28 December 2015

There is no such thing as a "Solution"

As we near the end of 2015 and look forward to 2016, it is time to reflect on the past year and look ahead to the next. The GridPP infrastructure can clearly deal with the tens/hundreds petabyte range but the middleware is just that, "middle." Some work always is needed to adapt to every new community's requirements. The large LHC experiments can move away from the established codebase and specialise their infrastructure which is both a good thing (infrastructure is flexible) and bad (not all communities can roll their own infrastructure). Using open and interoperable standards helps.

There exists research which is not high energy physics (HEP). These people look at the HEP infrastructure - the global infrastructure that found the Higgs - and say "we don't work like that."

Yet there is a role for GridPP's storageanddatamanagement infrastructure and expertise - most research areas of have data, and growing volumes of it. The expertise in moving, storing, and making data discoverable and available for processing is important regardless of which area of research the data belongs to. It doesn't matter that their analysis is different; their data problems are the same.

Big data volumes are also already found in astronomy, bioinformatics, Earth sciences, etc., and these communities have developed methods for data management, too. So 2016 will be an important year to continue the discussions with their infrastructure managers and developers - while every community is different and there is no such thing as a "solution," the more expertise and infrastructure we can share, the more easily we can manage the research data challenges of the future.

16 December 2015

DPM Workshop 2015

This year, the annual DPM Collaboration Workshop was hosted by the core DPM development team themselves, at CERN.

As usual, it was a two-day affair, headed by regional site reports from around the world - Italy, France, Australia and the UK reported.

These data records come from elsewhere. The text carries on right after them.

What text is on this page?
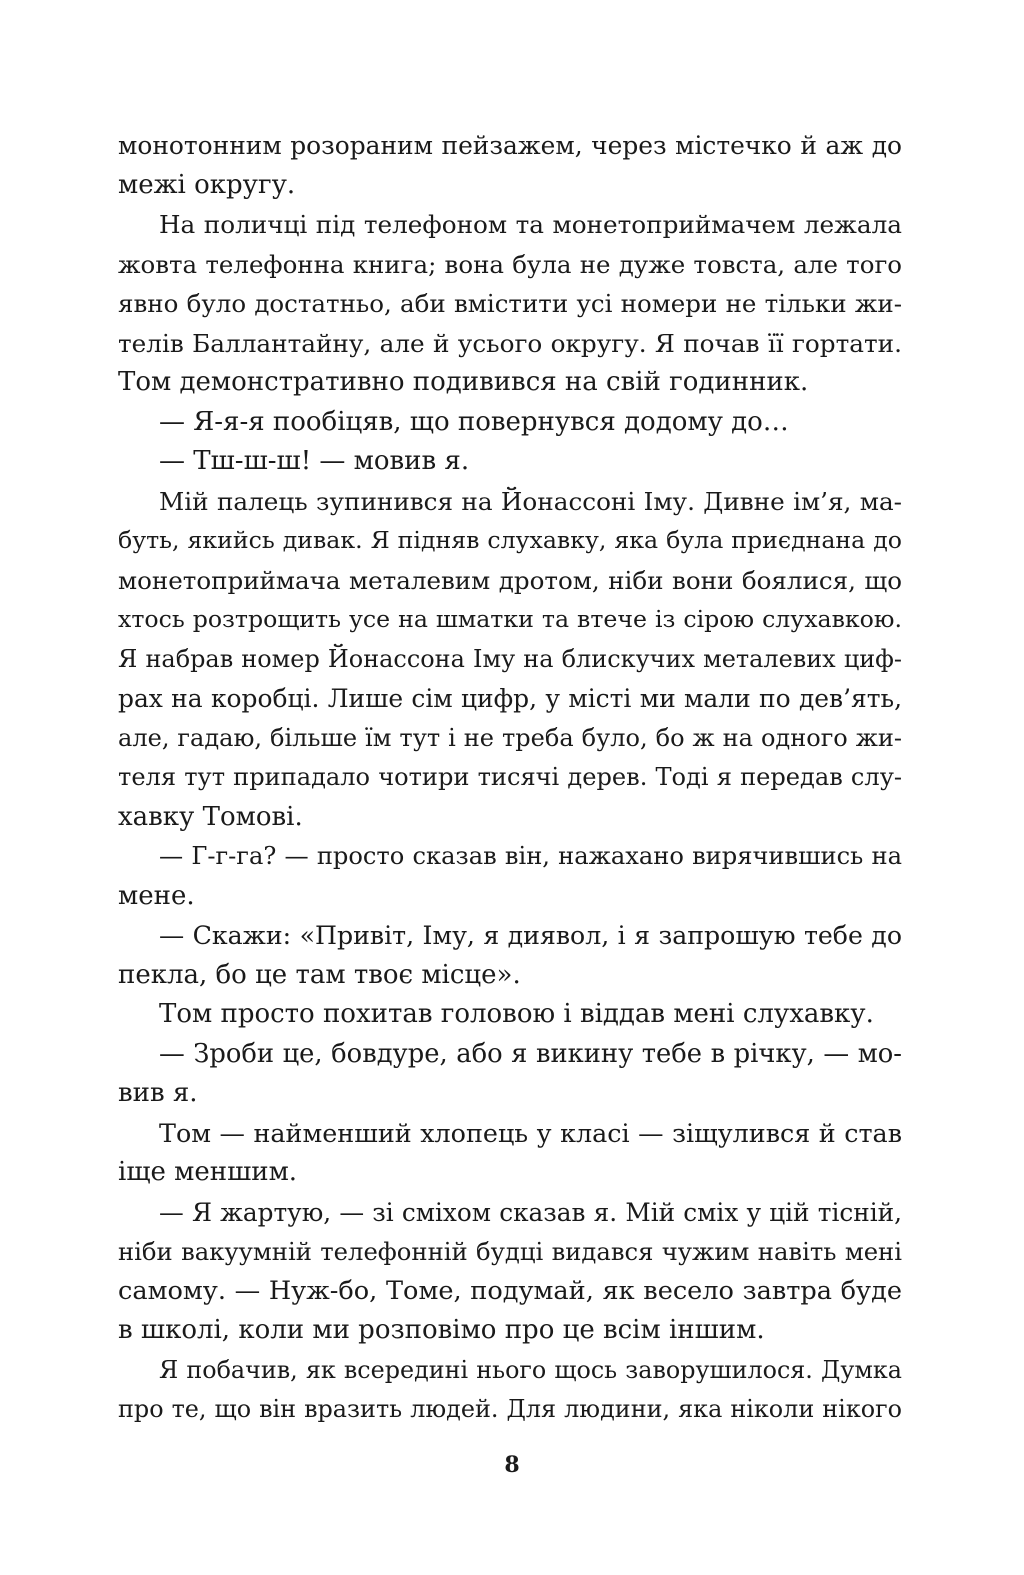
монотонним розораним пейзажем, через містечко й аж до
межі округу.

На поличці під телефоном та монетоприймачем лежала
жовта телефонна книга; вона була не дуже товста, але того
явно було достатньо, аби вмістити усі номери не тільки жи-
телів Баллантайну, але й усього округу. Я почав її гортати.
Том демонстративно подивився на свій годинник.

— Я-я-я пообіцяв, що повернувся додому до…

— Тш-ш-ш! — мовив я.

Мій палець зупинився на Йонассоні Іму. Дивне ім’я, ма-
буть, якийсь дивак. Я підняв слухавку, яка була приєднана до
монетоприймача металевим дротом, ніби вони боялися, що
хтось розтрощить усе на шматки та втече із сірою слухавкою.
Я набрав номер Йонассона Іму на блискучих металевих циф-
рах на коробці. Лише сім цифр, у місті ми мали по дев’ять,
але, гадаю, більше їм тут і не треба було, бо ж на одного жи-
теля тут припадало чотири тисячі дерев. Тоді я передав слу-
хавку Томові.

— Г-г-га? — просто сказав він, нажахано вирячившись на
мене.

— Скажи: «Привіт, Іму, я диявол, і я запрошую тебе до
пекла, бо це там твоє місце».

Том просто похитав головою і віддав мені слухавку.

— Зроби це, бовдуре, або я викину тебе в річку, — мо-
вив я.

Том — найменший хлопець у класі — зіщулився й став
іще меншим.

— Я жартую, — зі сміхом сказав я. Мій сміх у цій тісній,
ніби вакуумній телефонній будці видався чужим навіть мені
самому. — Нуж-бо, Томе, подумай, як весело завтра буде
в школі, коли ми розповімо про це всім іншим.

Я побачив, як всередині нього щось заворушилося. Думка
про те, що він вразить людей. Для людини, яка ніколи нікого

8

One common topic between the site reports was discussion of the different approaches to configuring/maintaining DPM instances - France being a Quattor-dominant zone, with separately maintained configuration, Italy using a Foreman-driven puppet (requiring some modification of the "standard" DPM puppet scripts), and Australia and the UK using the standard puppet local config or hand-configured systems.
Another common topic was discussion of the recent ATLAS-driven storage tasks - the decommissioning of the large amount of data in PRODDISK, and the push for the new data dumps for consistency checking. People were generally rather unhappy about the PRODDISK task, especially in how slow it was to actually delete all the data from the token using the rfio-based admin tools. The newer davix-tools, which should be much faster, are unfortunately much less well known at present.

(Several sites also called out Andrey Kirianov's dpm-dbck tool for deep database linting and consistency checking as being especially useful - and he had a talk later in the workshop describing his future release plans, incorporating feedback.)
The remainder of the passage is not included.